- Shivaraj Location in Nepal
- Coordinates: 27°43′N 82°53′E﻿ / ﻿27.72°N 82.88°E
- Country: Nepal
- Province: Lumbini
- District: Kapilvastu

Government
- • Mayor: Ajay Thapa (RPP)
- • Deputy Mayor: Shiva Kumari Chaudhary (NCP)

Population (2021)
- • Total: 84,810
- Time zone: UTC+5:45 (NST)
- Website: www.shivarajmun.gov.np

= Shivaraj Municipality =

Shivaraj is a Municipality in Kapilvastu District in the Lumbini Zone of southern Nepal. The former village development committee was transformed into Municipality from 18 May 2014 by merging the existing Birpur, Chanai, Bishunpur,Jawabhari and Shivapur village development committees. At the time of the 2021 Nepal census it had a population of 84,810 people living in 16,241 individual households.
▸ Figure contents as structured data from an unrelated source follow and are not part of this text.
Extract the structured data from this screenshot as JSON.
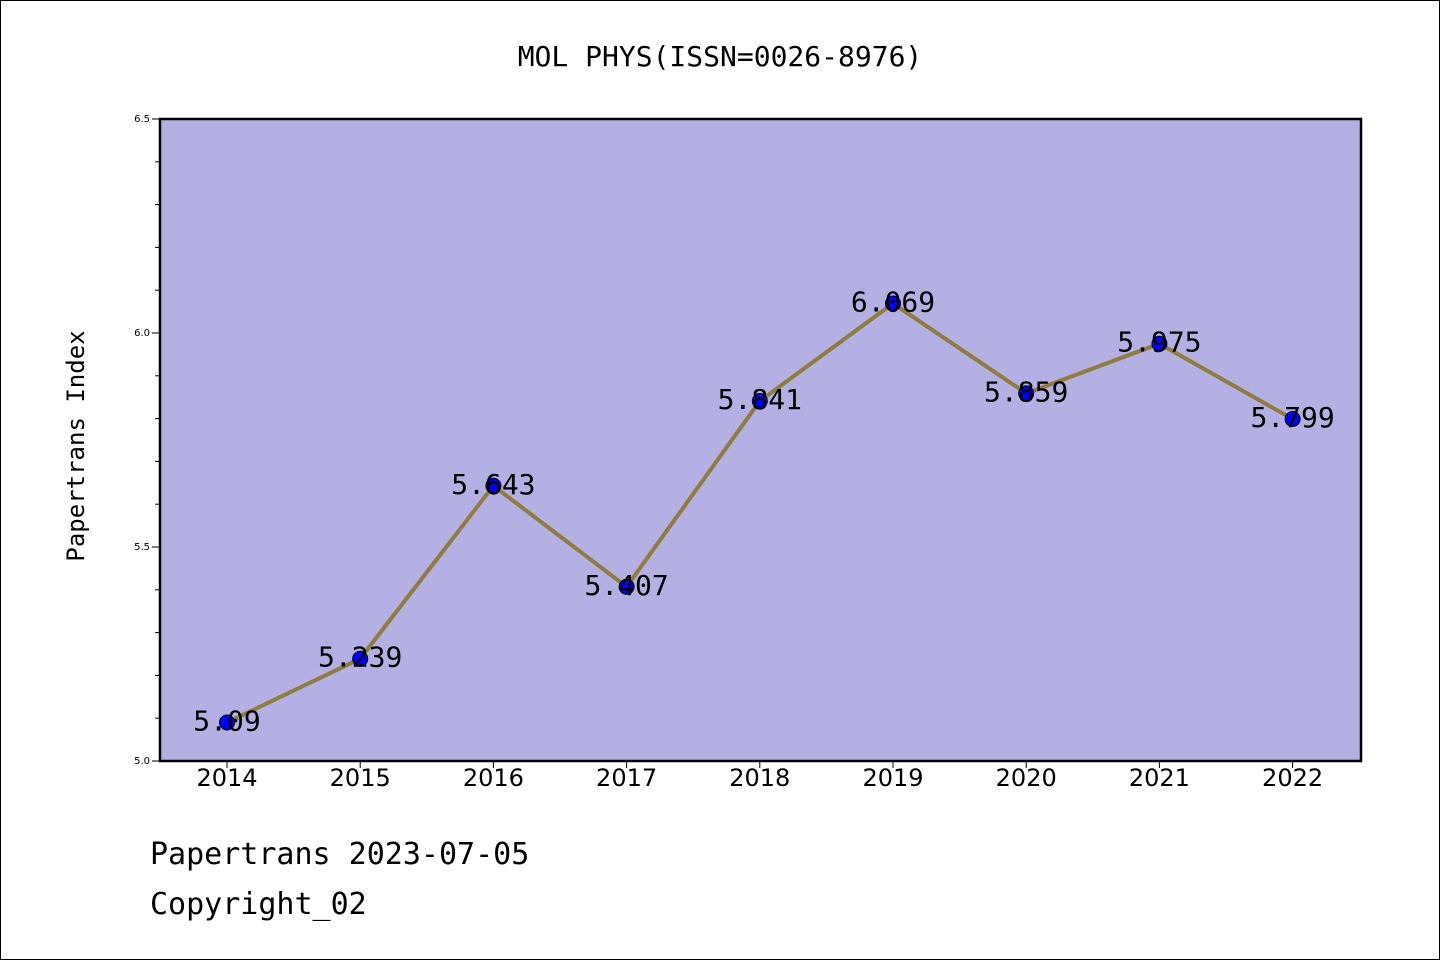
{
  "chart_data": {
    "type": "line",
    "title": "MOL PHYS(ISSN=0026-8976)",
    "xlabel": "",
    "ylabel": "Papertrans Index",
    "x": [
      "2014",
      "2015",
      "2016",
      "2017",
      "2018",
      "2019",
      "2020",
      "2021",
      "2022"
    ],
    "series": [
      {
        "values": [
          5.09,
          5.239,
          5.643,
          5.407,
          5.841,
          6.069,
          5.859,
          5.975,
          5.799
        ],
        "labels": [
          "5.09",
          "5.239",
          "5.643",
          "5.407",
          "5.841",
          "6.069",
          "5.859",
          "5.975",
          "5.799"
        ]
      }
    ],
    "ylim": [
      5.0,
      6.5
    ],
    "yticks": [
      "5.0",
      "5.5",
      "6.0",
      "6.5"
    ],
    "grid": false,
    "colors": {
      "plot_background": "#b5b0e3",
      "line": "#8e7d3e",
      "marker": "#0000ff"
    }
  },
  "footer": {
    "date_line": "Papertrans 2023-07-05",
    "copyright": "Copyright_02"
  }
}
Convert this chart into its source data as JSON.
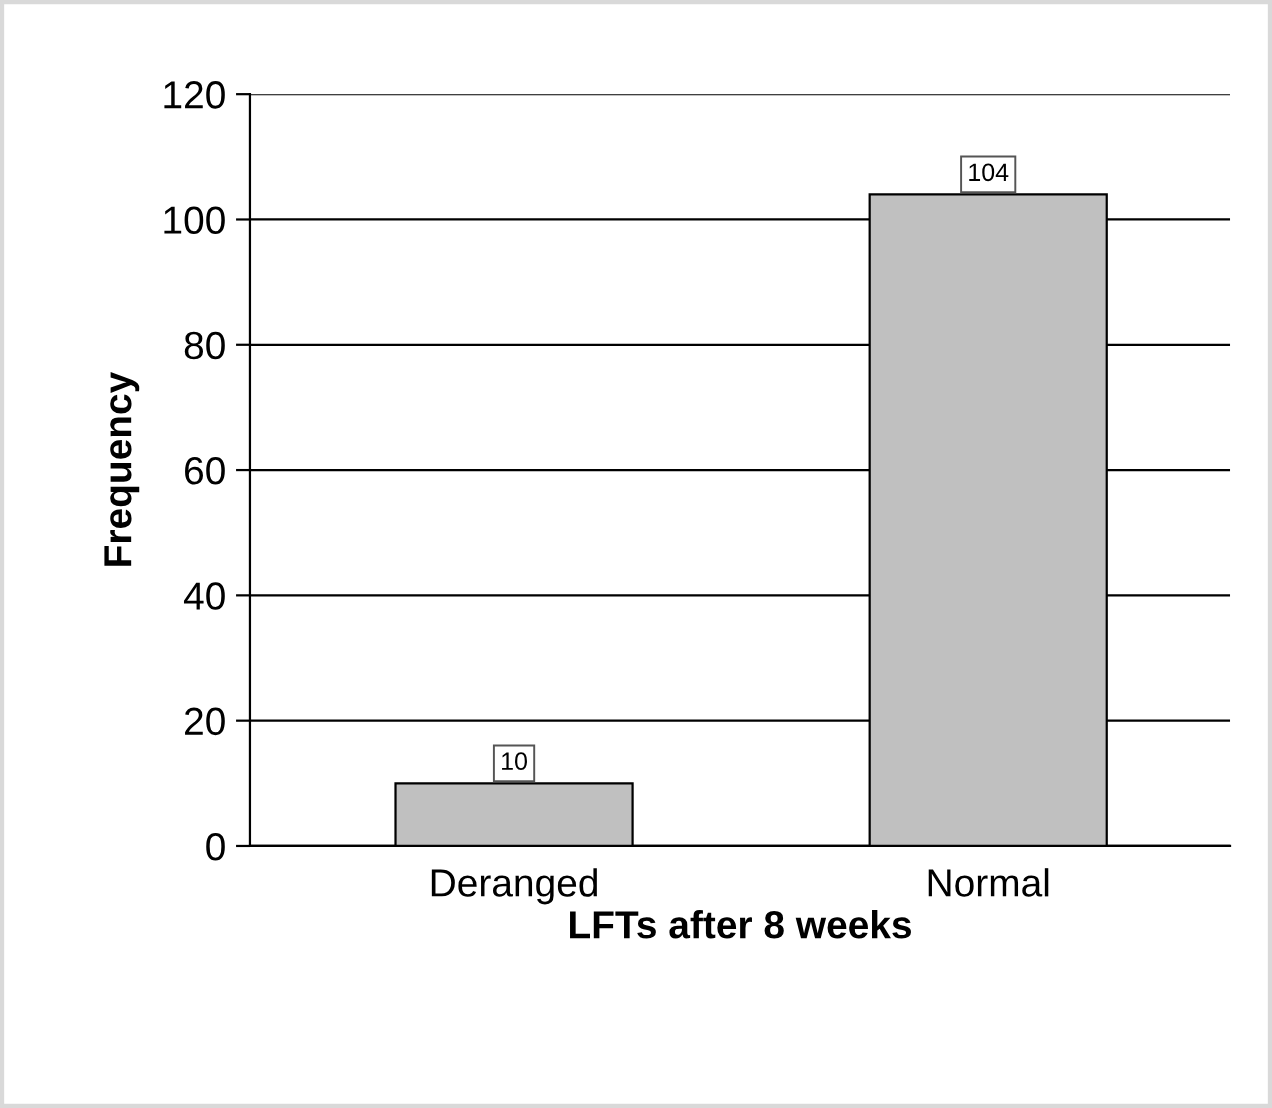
{
  "chart_data": {
    "type": "bar",
    "categories": [
      "Deranged",
      "Normal"
    ],
    "values": [
      10,
      104
    ],
    "color": "#c0c0c0",
    "xlabel": "LFTs after 8 weeks",
    "ylabel": "Frequency",
    "ylim": [
      0,
      120
    ],
    "yticks": [
      0,
      20,
      40,
      60,
      80,
      100,
      120
    ],
    "grid": "y",
    "data_labels": true,
    "legend": false
  }
}
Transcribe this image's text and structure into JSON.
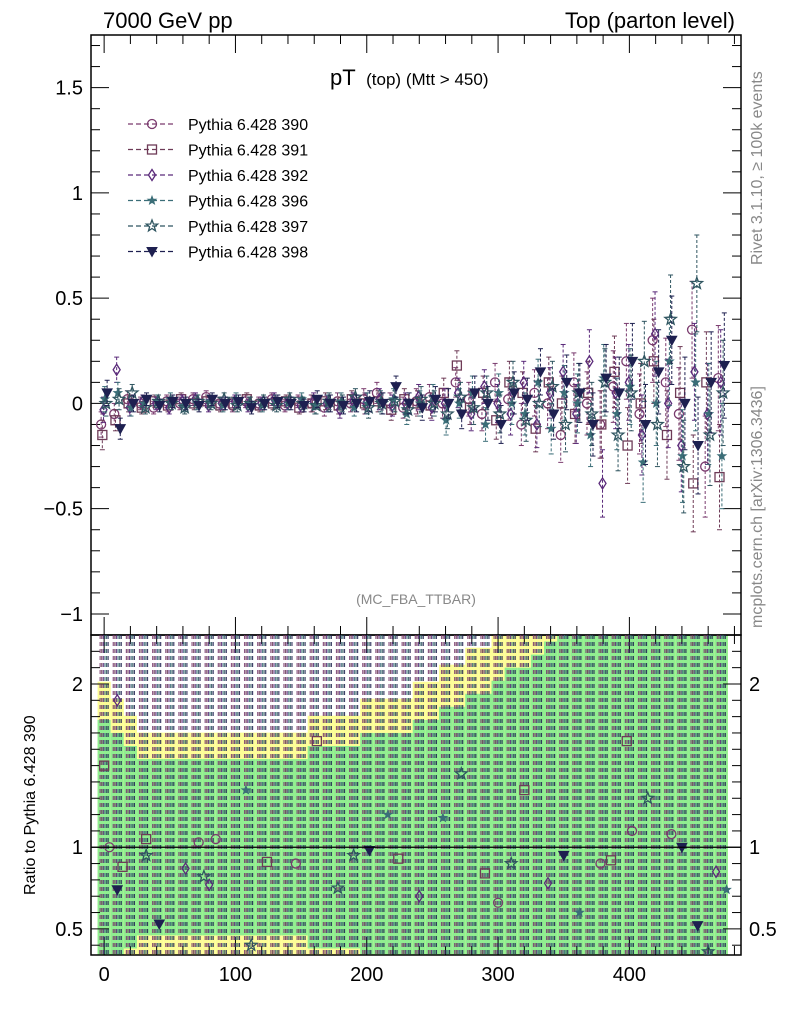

To promote local culture Shivapur has one FM radio stations Radio Voice – 104.5 MHz, which is a Community radio Station. For the better help another frequency modulation radio has been running with a name, Shivraj FM. It has been giving information about local activities, news and program. Chandrauta is one of the reputed cities located in Shivraj municipality.